Spotify CEO Daniel Ek continued to rip into Apple on Thursday, just one day after the Swedish music streaming service filed an anti-competition complaint against the tech giant with the European Commission.

According to a new report from Variety, Ek today addressed the International Conference on Competition in Berlin, Germany, speaking on behalf of Spotify and reiterating his stance that Apple enjoys an unfair advantage with its App Store “tax.”

“Let’s call this 30 percent revenue-share exactly what it is – a competitor tax,” Ek said on Thursday, according to Variety. “As we all know, iOS and the App Store is the only way to offer our service to anyone with an iPhone or iPad. That’s over a billion people around the world. So not being on their platform is just not an option for us — or really for any competing internet service in this day and age. Apple knows this.”

In its EU complaint, Spotify said that Apple had required all iPhone app makers to use the Apple payment system exclusively for the past eight years. Apple has introduced a 30 percent fee, applied to Spotify and all other digital content providers in the first year after users download their app, for using the payment system. Other apps, such as Uber and Deliveroo, are not subject to the fee, which drops to 15 percent after a year.

Ek said Spotify isn’t able to be “price competitive” with Apple Music because if it wants to have its users upgrade to its Premium service directly through Apple, it must pay the 30 percent premium. He said Spotify’s decision to stop paying the tax in 2015 and only allow customers to upgrade outside of the Apple ecosystem has hampered Spotify.

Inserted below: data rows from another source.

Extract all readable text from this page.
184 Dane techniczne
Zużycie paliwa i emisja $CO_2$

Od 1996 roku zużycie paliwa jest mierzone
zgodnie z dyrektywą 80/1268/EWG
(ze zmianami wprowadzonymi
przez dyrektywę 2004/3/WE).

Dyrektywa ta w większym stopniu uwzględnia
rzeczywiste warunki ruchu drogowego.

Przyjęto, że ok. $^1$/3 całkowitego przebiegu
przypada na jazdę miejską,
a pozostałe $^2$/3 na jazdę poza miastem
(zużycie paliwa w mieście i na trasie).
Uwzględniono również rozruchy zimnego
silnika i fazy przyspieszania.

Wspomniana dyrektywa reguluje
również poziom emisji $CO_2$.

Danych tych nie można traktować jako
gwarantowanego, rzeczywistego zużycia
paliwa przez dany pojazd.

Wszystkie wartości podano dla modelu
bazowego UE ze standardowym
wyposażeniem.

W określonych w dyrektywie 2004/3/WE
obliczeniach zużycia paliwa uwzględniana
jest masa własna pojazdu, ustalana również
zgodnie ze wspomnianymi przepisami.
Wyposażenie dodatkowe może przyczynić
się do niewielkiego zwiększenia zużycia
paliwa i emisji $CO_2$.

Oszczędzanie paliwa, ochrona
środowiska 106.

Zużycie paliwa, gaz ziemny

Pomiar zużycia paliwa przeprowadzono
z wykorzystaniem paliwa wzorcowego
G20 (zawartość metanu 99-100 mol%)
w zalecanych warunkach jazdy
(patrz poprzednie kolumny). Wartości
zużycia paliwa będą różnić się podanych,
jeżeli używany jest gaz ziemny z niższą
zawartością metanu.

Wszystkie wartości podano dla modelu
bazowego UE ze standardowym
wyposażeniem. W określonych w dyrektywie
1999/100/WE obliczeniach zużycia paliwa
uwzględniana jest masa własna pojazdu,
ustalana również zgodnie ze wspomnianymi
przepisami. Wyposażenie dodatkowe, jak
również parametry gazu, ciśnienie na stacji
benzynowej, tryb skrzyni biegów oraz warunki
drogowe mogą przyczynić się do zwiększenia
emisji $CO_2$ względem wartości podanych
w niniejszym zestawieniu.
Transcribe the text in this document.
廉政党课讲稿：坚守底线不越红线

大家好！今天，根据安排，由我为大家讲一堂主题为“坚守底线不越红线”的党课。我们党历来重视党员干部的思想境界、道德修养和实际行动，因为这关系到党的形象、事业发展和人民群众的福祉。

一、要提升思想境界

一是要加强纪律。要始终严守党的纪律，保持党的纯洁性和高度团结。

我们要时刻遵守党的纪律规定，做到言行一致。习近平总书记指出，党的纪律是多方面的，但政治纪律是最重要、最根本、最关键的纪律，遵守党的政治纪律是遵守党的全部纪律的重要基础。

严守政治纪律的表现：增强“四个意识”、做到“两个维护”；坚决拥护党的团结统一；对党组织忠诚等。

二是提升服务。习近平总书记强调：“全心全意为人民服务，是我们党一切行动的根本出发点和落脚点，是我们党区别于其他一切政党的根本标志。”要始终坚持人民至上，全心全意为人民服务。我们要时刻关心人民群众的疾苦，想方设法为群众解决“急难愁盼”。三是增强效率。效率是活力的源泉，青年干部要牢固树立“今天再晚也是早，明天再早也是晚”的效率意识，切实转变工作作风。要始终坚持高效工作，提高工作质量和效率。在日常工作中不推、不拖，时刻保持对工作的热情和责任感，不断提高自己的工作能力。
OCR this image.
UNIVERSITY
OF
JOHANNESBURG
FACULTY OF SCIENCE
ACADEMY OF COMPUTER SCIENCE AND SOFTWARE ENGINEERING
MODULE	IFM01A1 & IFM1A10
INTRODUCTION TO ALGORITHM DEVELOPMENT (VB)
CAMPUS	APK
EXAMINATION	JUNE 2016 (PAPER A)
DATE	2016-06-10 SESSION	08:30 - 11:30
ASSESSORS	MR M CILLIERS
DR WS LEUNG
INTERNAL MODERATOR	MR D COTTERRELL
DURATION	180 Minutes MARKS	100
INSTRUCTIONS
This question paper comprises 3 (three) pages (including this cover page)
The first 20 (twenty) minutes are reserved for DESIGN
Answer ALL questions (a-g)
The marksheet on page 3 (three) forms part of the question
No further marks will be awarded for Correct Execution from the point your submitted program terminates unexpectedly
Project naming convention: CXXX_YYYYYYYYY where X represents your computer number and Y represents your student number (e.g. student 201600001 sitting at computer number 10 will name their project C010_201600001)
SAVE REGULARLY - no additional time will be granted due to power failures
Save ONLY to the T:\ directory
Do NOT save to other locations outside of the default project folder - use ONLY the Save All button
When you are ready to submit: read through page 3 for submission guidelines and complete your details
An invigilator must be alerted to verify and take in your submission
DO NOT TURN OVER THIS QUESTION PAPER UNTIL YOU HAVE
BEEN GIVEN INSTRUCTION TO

“Based on our choice not to pay the tax — the result is that our customers must upgrade to Premium elsewhere, such as on their desktop. The catch-22 is that we are not allowed to tell users how to upgrade,” Ek added. “We are essentially faced with a ‘gag order’ that prevents us from communicating with our own customers about our service.”

The Spotify CEO argued that it was time to make a key decision in the music streaming realm. “Do we want a few select, dominant platforms to have the power to strong-arm others and tax the rest of the ecosystem, taking away the ability for smaller companies to effectively compete?” he explained. “Or do we want a healthy ecosystem where real competition flourishes and where consumer choice wins?”

Spotify is under pressure to keep adding subscribers quickly; Apple recently outperformed Spotify as the leading paid music streaming service in the United States, the largest music market in the world. But Spotify is still the world leader in streaming music by a wide margin, with 87 million paid customers globally at the end of 2018.